Writer-director Rob Zombie’s Halloween remake functioned as more of a Michael Myers origin story, but hewed to the original film’s story beats. With this sequel, Zombie stakes new narrative ground. Minor spoilers follow.
The film picks up where the prior film ended. Laurie, having shot and killed Michael Myers point-blank, wanders dazed down the suburban streets. She’s picked up by the sheriff and taken to the hospital. Police arrive on the scene and load Michael’s body into a van for transport to the morgue. They don’t make it and Michael escapes and makes his way back to the hospital in pursuit of Laurie.
I appreciated this nod to the original Halloween II but felt relieved when Zombie revealed this opening to be Laurie’s nightmare.
One year has passed since the first film and Laurie’s now a punk-rock girl battling full-blown post-traumatic stress disorder. Dr. Loomis has become a B-grade celebrity having written a tell-all memoir. Michael’s body was never recovered, but he’s presumed dead.
Of course, he’s not. He’s been living in a remote barn miles outside of town. He has visions of his dead mother, clad in white alongside a white horse. The frequency and intensity of the visions increase as Halloween approaches. In them, he sees his younger self asking his mother when they can be a family again. “Soon,” she replies.
Halloween arrives and Michael sets off on a march for Haddonfield and Laurie, determined to reunite his family. Meanwhile, Laurie is having visions too. In a nod to Halloween 4, Zombie introduces the notion of a shared family evil.
It doesn’t gel, but I appreciate the effort. Zombie dials back the cynical perspective he took with the prior film, making room for a welcome bit of nihilism. Loomis rationalizes his exploitive behavior but finds redemption. Laurie’s genetics may doom her. Zombie even experiments with Alice in Wonderland style surrealism in the vision sequences.

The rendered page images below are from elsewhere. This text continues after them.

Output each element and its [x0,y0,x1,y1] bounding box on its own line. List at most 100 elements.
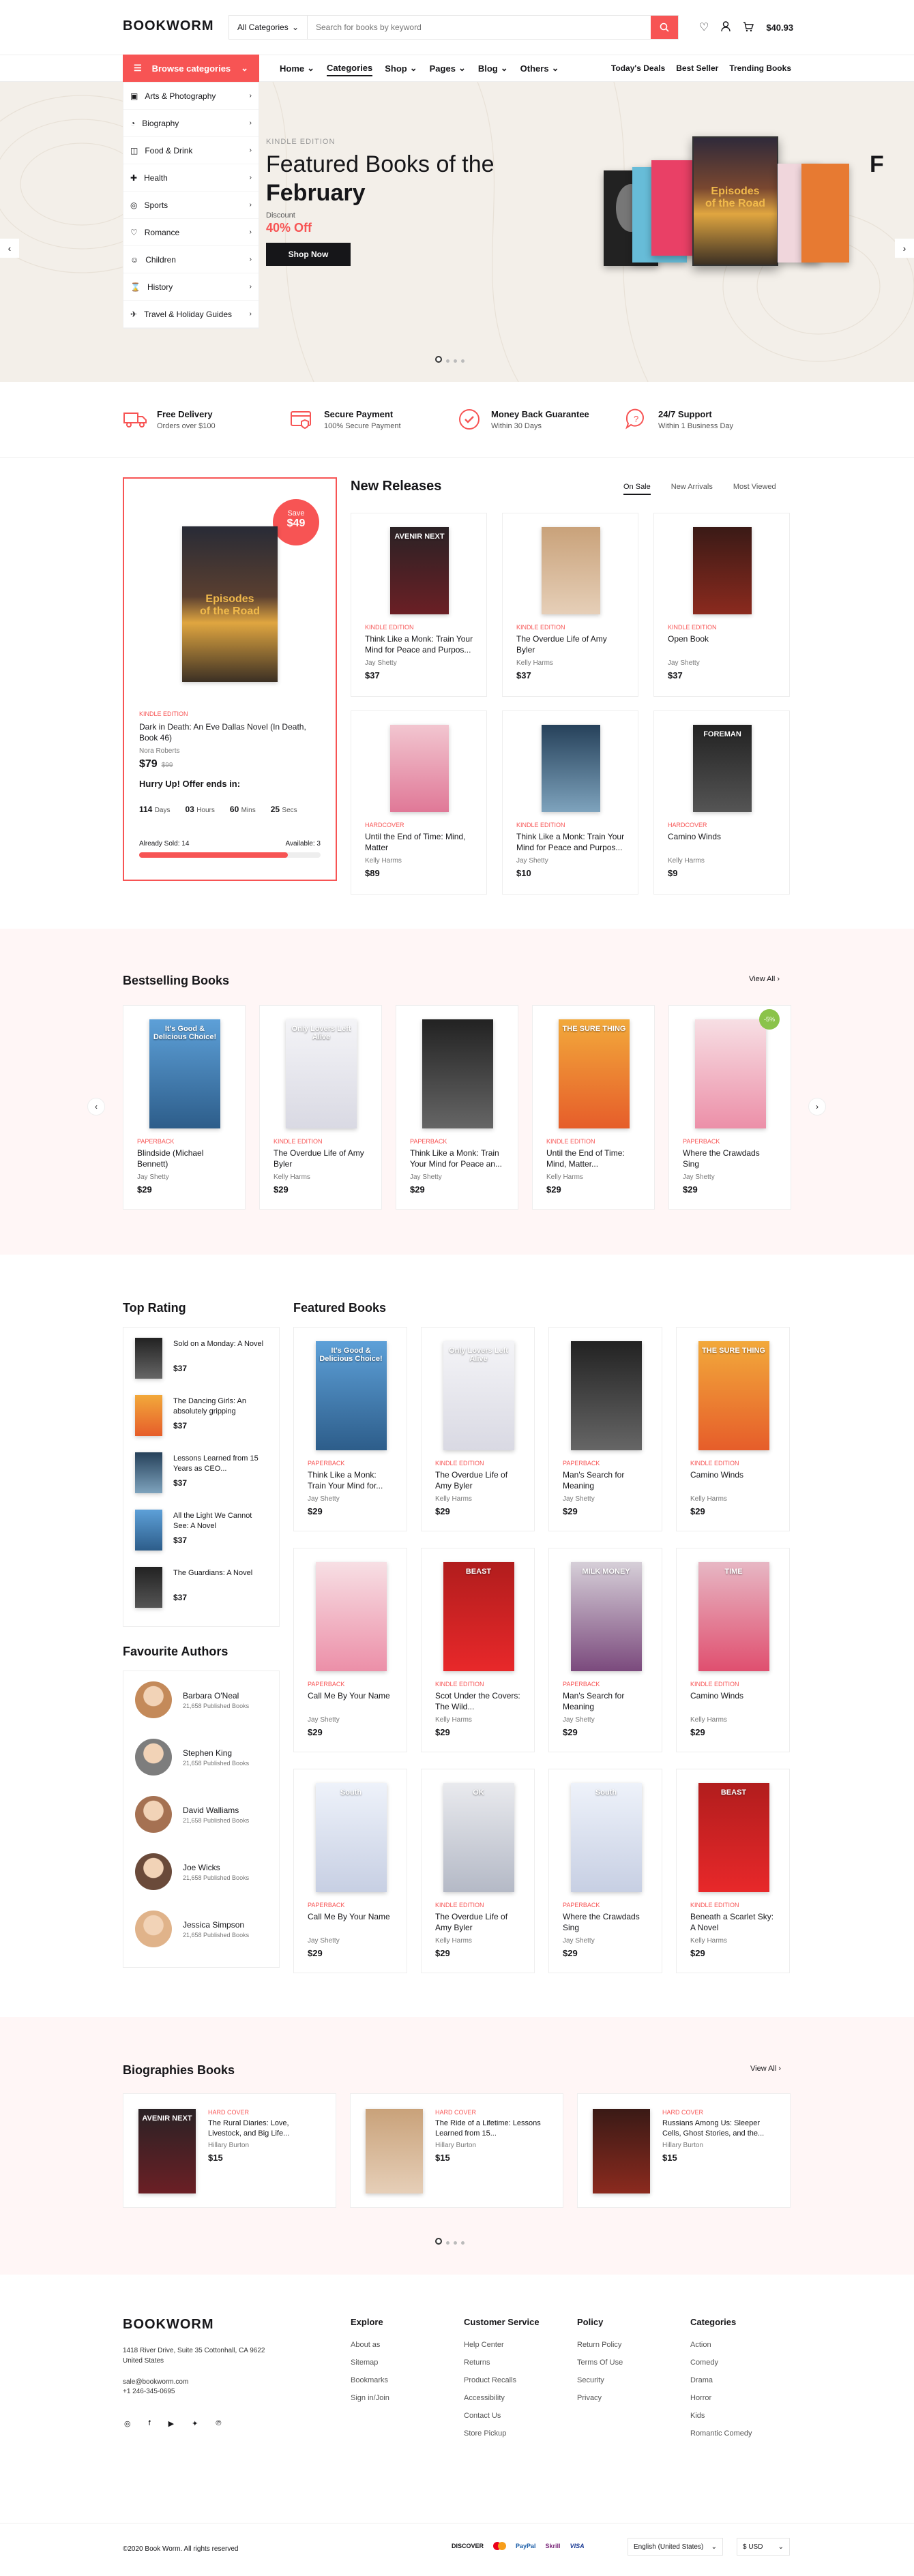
pinterest-icon[interactable]: ℗ [216,2419,221,2428]
footer-link[interactable]: Security [577,2376,623,2384]
book-card[interactable]: It's Good & Delicious Choice! PAPERBACK Th… [293,1327,407,1531]
book-author[interactable]: Kelly Harms [690,1495,727,1503]
menu-home[interactable]: Home ⌄ [280,63,314,74]
book-cover[interactable]: South [570,1783,642,1892]
category-children[interactable]: ☺ Children › [123,246,259,273]
book-author[interactable]: Jay Shetty [410,1173,442,1181]
book-title[interactable]: The Overdue Life of Amy Byler [435,1469,522,1491]
book-cover[interactable]: BEAST [698,1783,769,1892]
author-name[interactable]: Stephen King [183,1748,232,1758]
book-cover[interactable]: BEAST [443,1562,514,1671]
category-sports[interactable]: ◎ Sports › [123,192,259,219]
book-title[interactable]: The Overdue Life of Amy Byler [435,1911,522,1933]
instagram-icon[interactable]: ◎ [124,2419,131,2428]
top-rating-cover[interactable] [135,1395,162,1436]
book-cover[interactable]: THE SURE THING [559,1019,630,1128]
top-rating-title[interactable]: The Dancing Girls: An absolutely grippin… [173,1396,269,1417]
book-title[interactable]: Where the Crawdads Sing [683,1148,778,1169]
book-cover[interactable] [695,1019,766,1128]
category-biography[interactable]: ◔ Biography › [123,110,259,137]
book-card[interactable]: KINDLE EDITION The Overdue Life of Amy By… [502,513,638,697]
footer-email[interactable]: sale@bookworm.com [123,2378,188,2386]
currency-select[interactable]: $ USD ⌄ [737,2538,790,2556]
book-cover[interactable] [315,1562,387,1671]
category-select[interactable]: All Categories ⌄ [229,16,308,39]
category-travel[interactable]: ✈ Travel & Holiday Guides › [123,301,259,328]
prev-arrow[interactable]: ‹ [0,239,19,258]
book-cover[interactable]: MILK MONEY [570,1562,642,1671]
footer-link[interactable]: Product Recalls [464,2376,540,2384]
book-cover[interactable]: AVENIR NEXT [138,2109,196,2193]
tab-on-sale[interactable]: On Sale [623,483,651,495]
category-history[interactable]: ⌛ History › [123,273,259,301]
book-title[interactable]: Until the End of Time: Mind, Matter... [546,1148,642,1169]
book-card[interactable]: KINDLE EDITION Open Book Jay Shetty $37 [653,513,790,697]
book-title[interactable]: Blindside (Michael Bennett) [137,1148,233,1169]
cart-total[interactable]: $40.93 [766,23,793,33]
book-title[interactable]: Open Book [668,633,777,655]
logo[interactable]: BOOKWORM [123,18,214,34]
biographies-pagination[interactable] [433,2236,467,2247]
browse-categories-button[interactable]: ☰ Browse categories ⌄ [123,55,259,82]
menu-others[interactable]: Others ⌄ [520,63,559,74]
biography-card[interactable]: HARD COVER The Ride of a Lifetime: Lesson… [350,2093,563,2208]
author-avatar[interactable] [135,1911,172,1947]
book-card[interactable]: Only Lovers Left Alive KINDLE EDITION The … [259,1005,382,1210]
author-name[interactable]: David Walliams [183,1806,239,1815]
book-card[interactable]: PAPERBACK Where the Crawdads Sing Jay Shet… [668,1005,791,1210]
book-title[interactable]: Think Like a Monk: Train Your Mind for..… [308,1469,394,1491]
book-cover[interactable] [366,2109,423,2193]
book-title[interactable]: Think Like a Monk: Train Your Mind for P… [516,831,625,853]
heart-icon[interactable]: ♡ [699,20,709,34]
book-card[interactable]: South PAPERBACK Where the Crawdads Sing Jay… [548,1769,662,1973]
book-card[interactable]: BEAST KINDLE EDITION Beneath a Scarlet Sky… [676,1769,790,1973]
book-card[interactable]: OK KINDLE EDITION The Overdue Life of Amy … [421,1769,535,1973]
book-author[interactable]: Kelly Harms [516,659,553,667]
deal-title[interactable]: Dark in Death: An Eve Dallas Novel (In D… [139,721,316,743]
footer-link[interactable]: Horror [690,2394,752,2402]
book-title[interactable]: Call Me By Your Name [308,1911,394,1933]
book-card[interactable]: Only Lovers Left Alive KINDLE EDITION The … [421,1327,535,1531]
biographies-view-all[interactable]: View All › [750,2065,781,2073]
top-rating-cover[interactable] [135,1510,162,1551]
book-author[interactable]: Hillary Burton [208,2142,249,2149]
book-author[interactable]: Hillary Burton [662,2142,703,2149]
book-title[interactable]: Camino Winds [690,1469,777,1491]
menu-pages[interactable]: Pages ⌄ [430,63,466,74]
book-author[interactable]: Kelly Harms [546,1173,583,1181]
book-cover[interactable] [570,1341,642,1450]
book-author[interactable]: Hillary Burton [435,2142,476,2149]
book-title[interactable]: Russians Among Us: Sleeper Cells, Ghost … [662,2118,778,2139]
book-author[interactable]: Jay Shetty [365,659,397,667]
book-author[interactable]: Jay Shetty [668,659,700,667]
book-card[interactable]: THE SURE THING KINDLE EDITION Until the En… [532,1005,655,1210]
language-select[interactable]: English (United States) ⌄ [628,2538,723,2556]
link-best-seller[interactable]: Best Seller [676,63,718,73]
book-title[interactable]: The Overdue Life of Amy Byler [516,633,625,655]
top-rating-title[interactable]: Lessons Learned from 15 Years as CEO... [173,1454,269,1474]
carousel-prev-arrow[interactable]: ‹ [87,1098,105,1115]
tab-most-viewed[interactable]: Most Viewed [733,483,776,495]
book-title[interactable]: Beneath a Scarlet Sky: A Novel [690,1911,777,1933]
book-author[interactable]: Jay Shetty [683,1173,715,1181]
footer-link[interactable]: Kids [690,2412,752,2420]
footer-link[interactable]: About as [351,2341,389,2349]
author-name[interactable]: Jessica Simpson [183,1920,244,1930]
author-avatar[interactable] [135,1853,172,1890]
footer-link[interactable]: Sitemap [351,2358,389,2367]
book-cover[interactable]: It's Good & Delicious Choice! [315,1341,387,1450]
twitter-icon[interactable]: ✦ [192,2419,198,2428]
top-rating-title[interactable]: All the Light We Cannot See: A Novel [173,1511,269,1531]
book-title[interactable]: Camino Winds [668,831,777,853]
author-name[interactable]: Barbara O'Neal [183,1691,239,1701]
book-card[interactable]: AVENIR NEXT KINDLE EDITION Think Like a Mo… [351,513,487,697]
book-card[interactable]: South PAPERBACK Call Me By Your Name Jay Sh… [293,1769,407,1973]
book-title[interactable]: The Overdue Life of Amy Byler [274,1148,369,1169]
book-author[interactable]: Kelly Harms [435,1495,472,1503]
book-cover[interactable] [390,725,449,812]
book-card[interactable]: THE SURE THING KINDLE EDITION Camino Winds… [676,1327,790,1531]
book-cover[interactable] [542,527,600,614]
book-title[interactable]: The Ride of a Lifetime: Lessons Learned … [435,2118,551,2139]
book-author[interactable]: Kelly Harms [274,1173,310,1181]
menu-shop[interactable]: Shop ⌄ [385,63,417,74]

The trouble is, it’s still Michael’s story, but told through Laurie, and she proves an uncompelling protagonist. The script sees her whining or hysterical, and devoid of agency. And I struggled to buy the familial fixation plot. After working so hard to ground the prior film in a gritty verisimilitude, Zombie’s effort to mix in avant-garde supernatural elements puzzles more than frightens. But I applaud his willingness to tell a unique story. While his prior film pales next to Carpenter’s original, he has made the superior part 2.